- Paradigm: Declarative Language
- Stable release: 10.3 October 5, 2016
- Typing discipline: Strong, dynamic
- OS: Cross-platform
- License: Apache License 2.0
- Filename extensions: .pan, .tpl (deprecated)
- Website: quattor.org

Major implementations
- panc

= Pan (programming language) =

The pan configuration language allows the definition of machine configuration information and an associated
schema with a simple, human-accessible syntax. A pan language compiler transforms the configuration
information contained within a set of pan templates to a machine-friendly XML or JSON format.

The pan language is used within the Quattor toolkit to define the desired configuration for one or
more machines. The language is primarily a declarative language where elements in a hierarchical
tree are set to particular values. The pan syntax is human-friendly and fairly simple, yet allows system
administrators to simultaneously set configuration values, define an overall configuration schema, and
validate the final configuration against the schema.

== Implementation ==
The compiler panc serves as the de facto reference implementation of the language and is implemented in Java, though at present it is not possible to execute the compiler with OpenJDK.
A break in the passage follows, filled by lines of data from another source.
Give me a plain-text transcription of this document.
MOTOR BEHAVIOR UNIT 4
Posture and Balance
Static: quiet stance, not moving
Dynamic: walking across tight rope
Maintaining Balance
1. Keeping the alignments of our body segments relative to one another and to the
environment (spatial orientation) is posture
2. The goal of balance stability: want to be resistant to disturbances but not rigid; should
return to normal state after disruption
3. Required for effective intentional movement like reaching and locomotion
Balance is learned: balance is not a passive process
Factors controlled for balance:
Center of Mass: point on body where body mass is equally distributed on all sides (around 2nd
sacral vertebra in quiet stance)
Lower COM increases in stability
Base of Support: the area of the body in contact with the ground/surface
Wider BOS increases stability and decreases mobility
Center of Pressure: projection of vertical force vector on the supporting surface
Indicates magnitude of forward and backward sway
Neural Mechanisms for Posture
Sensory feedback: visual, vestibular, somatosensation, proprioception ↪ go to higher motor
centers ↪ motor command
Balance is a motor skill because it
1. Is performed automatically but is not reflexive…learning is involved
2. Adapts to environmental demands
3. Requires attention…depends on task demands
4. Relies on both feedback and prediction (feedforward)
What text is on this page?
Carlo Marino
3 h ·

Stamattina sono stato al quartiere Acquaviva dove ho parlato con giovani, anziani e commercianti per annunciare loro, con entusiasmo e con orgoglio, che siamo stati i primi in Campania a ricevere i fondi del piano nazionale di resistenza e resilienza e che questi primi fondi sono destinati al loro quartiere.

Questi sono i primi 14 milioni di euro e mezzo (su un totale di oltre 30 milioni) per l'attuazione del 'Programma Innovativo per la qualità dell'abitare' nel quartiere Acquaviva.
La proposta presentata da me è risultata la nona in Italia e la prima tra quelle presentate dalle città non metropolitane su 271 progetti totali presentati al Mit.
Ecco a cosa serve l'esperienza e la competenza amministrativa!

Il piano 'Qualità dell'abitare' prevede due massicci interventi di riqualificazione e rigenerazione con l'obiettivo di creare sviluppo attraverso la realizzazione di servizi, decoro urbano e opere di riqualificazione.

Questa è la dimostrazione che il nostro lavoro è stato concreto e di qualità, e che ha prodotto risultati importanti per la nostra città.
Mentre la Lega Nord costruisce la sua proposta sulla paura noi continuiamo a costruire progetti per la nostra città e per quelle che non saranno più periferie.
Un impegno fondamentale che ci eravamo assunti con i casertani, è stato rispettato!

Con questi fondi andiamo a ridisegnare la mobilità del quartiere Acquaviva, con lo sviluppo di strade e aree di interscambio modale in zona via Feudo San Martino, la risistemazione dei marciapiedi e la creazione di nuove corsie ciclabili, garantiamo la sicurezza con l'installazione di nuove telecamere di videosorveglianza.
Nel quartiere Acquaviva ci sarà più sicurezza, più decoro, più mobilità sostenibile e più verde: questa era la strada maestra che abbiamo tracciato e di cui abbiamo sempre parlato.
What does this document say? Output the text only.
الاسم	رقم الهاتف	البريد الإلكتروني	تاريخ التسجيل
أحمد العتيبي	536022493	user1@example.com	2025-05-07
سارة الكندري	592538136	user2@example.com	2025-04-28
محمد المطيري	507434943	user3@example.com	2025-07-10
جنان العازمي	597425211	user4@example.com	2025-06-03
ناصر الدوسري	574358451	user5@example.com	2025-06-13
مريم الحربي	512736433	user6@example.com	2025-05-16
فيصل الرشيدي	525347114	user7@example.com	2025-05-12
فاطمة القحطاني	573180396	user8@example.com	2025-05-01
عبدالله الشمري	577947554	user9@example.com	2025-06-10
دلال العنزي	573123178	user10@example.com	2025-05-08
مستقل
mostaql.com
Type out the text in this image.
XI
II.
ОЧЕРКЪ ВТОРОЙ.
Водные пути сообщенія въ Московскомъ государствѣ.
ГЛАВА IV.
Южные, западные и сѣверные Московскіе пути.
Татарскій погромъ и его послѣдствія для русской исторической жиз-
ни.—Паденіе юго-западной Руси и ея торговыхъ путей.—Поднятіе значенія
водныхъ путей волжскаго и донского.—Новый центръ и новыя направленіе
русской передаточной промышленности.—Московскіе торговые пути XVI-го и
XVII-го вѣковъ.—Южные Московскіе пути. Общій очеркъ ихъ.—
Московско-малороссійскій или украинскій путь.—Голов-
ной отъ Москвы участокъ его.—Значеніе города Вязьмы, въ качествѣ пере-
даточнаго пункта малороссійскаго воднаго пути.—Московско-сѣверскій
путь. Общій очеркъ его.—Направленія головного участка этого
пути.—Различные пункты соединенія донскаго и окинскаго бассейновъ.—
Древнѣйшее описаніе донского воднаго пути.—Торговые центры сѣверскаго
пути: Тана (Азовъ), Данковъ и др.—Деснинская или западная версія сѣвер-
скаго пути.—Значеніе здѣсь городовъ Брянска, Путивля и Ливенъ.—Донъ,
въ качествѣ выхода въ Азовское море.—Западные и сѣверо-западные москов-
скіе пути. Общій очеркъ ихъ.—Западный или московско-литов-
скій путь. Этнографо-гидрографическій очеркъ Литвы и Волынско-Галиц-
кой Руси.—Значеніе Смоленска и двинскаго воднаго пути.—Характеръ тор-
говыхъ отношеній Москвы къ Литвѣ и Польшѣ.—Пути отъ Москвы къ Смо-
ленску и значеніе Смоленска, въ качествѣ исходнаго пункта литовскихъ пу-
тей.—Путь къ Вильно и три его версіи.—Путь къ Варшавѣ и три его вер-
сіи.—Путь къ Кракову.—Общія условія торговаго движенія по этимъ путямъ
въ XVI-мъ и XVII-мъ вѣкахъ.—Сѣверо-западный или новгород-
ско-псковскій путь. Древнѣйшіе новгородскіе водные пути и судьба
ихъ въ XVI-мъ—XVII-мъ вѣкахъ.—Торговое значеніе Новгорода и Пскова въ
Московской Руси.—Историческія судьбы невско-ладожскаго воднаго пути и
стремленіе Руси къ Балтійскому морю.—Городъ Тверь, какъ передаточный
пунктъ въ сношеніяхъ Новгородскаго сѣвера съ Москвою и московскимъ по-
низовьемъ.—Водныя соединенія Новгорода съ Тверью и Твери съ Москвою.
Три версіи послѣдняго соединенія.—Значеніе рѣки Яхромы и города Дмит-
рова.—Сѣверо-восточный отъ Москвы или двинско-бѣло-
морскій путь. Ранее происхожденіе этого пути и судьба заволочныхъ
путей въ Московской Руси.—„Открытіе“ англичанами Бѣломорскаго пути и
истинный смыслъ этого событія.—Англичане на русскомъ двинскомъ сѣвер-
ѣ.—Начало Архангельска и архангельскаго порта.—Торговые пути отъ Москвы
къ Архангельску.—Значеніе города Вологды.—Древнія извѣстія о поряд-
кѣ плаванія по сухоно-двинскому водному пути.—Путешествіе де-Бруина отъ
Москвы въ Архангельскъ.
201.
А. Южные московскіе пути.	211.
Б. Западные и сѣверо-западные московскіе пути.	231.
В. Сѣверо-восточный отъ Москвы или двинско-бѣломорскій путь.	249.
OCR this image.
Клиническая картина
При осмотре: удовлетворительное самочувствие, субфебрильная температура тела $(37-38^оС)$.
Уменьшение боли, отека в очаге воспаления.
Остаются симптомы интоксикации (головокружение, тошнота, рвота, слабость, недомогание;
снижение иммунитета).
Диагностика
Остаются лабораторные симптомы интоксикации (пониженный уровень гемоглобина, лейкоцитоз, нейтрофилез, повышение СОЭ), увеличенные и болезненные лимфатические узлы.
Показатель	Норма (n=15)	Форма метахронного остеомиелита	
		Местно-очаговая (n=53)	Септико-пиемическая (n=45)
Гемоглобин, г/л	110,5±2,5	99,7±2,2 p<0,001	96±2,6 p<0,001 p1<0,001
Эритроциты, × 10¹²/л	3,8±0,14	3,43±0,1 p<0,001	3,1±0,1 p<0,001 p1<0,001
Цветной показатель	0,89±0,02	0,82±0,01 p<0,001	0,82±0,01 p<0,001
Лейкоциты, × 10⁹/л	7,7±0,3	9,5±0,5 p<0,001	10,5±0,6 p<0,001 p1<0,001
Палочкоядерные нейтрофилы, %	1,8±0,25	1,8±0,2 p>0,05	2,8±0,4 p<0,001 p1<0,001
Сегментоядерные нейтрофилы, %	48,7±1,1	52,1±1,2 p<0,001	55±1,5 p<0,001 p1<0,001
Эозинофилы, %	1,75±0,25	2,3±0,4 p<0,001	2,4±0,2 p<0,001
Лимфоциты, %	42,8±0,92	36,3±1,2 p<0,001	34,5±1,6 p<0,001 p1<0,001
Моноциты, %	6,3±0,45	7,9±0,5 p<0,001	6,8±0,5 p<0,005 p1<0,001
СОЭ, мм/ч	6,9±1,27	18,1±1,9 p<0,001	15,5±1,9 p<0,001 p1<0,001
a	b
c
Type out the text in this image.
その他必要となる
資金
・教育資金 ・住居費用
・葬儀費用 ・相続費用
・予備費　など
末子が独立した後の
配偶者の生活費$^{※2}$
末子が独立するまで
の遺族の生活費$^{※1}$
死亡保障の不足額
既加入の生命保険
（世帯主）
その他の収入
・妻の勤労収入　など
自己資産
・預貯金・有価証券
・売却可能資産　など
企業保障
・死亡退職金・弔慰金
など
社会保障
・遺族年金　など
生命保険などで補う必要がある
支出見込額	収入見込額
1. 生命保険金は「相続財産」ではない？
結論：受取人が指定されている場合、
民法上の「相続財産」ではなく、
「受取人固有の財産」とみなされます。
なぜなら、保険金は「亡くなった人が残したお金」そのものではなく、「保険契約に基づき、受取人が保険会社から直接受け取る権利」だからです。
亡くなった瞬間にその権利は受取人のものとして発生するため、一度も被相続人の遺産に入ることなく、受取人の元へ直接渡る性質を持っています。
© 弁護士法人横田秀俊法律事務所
A configuration is defined by a set of files, called templates, written in the pan language.
These templates define simultaneously the configuration parameters, the configuration schema, and
validation functions. Each template is named and is contained in a file having the same name.
The syntax of a template file is simple:

[ object | declaration | unique | structure ] template template-name;
[ statement … ]

These files may contain comments that start with the hash sign ('#') and terminate with the next new line
or end of file.

== Types ==
There are five primitive, atomic types in the pan language:
- boolean
- long
- double
- string
- link

There are two primitive collection types:
- list (an ordered list/array of elements)
- nlist (Named list associates a string key with a value, similar to hashes, dictionaries or associative arrays)

Users can create new types built up from the primitive types with optional validation functions to enforce specific constraints for particular fields.

== Template types ==
There are five different types of templates that are identified by the template modifier:

=== Ordinary templates ===
An ordinary template uses no template modifier in the declaration. These templates may contain any
pan statement, but statements must operate only on absolute paths.

=== Object templates ===
Object templates can be thought of as the root of each generated XML configuration profile. The pan compiler will generate an XML profile for each processed object template. In all other respects, they are the same as ordinary templates.

=== Declaration templates ===
These templates may contain only those pan statements that do not modify the machine profile.
A declaration template will only be executed once for each processed object template no matter how many times it is included.

=== Unique templates ===
A template defined with the unique modifier behaves like an ordinary template except that it will only be included once for each processed object template.

=== Structure templates ===
Structure templates are a convenient alternative for creating nlists and are used via the create function.
A template declared with the structure modifier may only contain include statements and assignment statements that operate on relative paths. Any include statements may only reference other structure templates.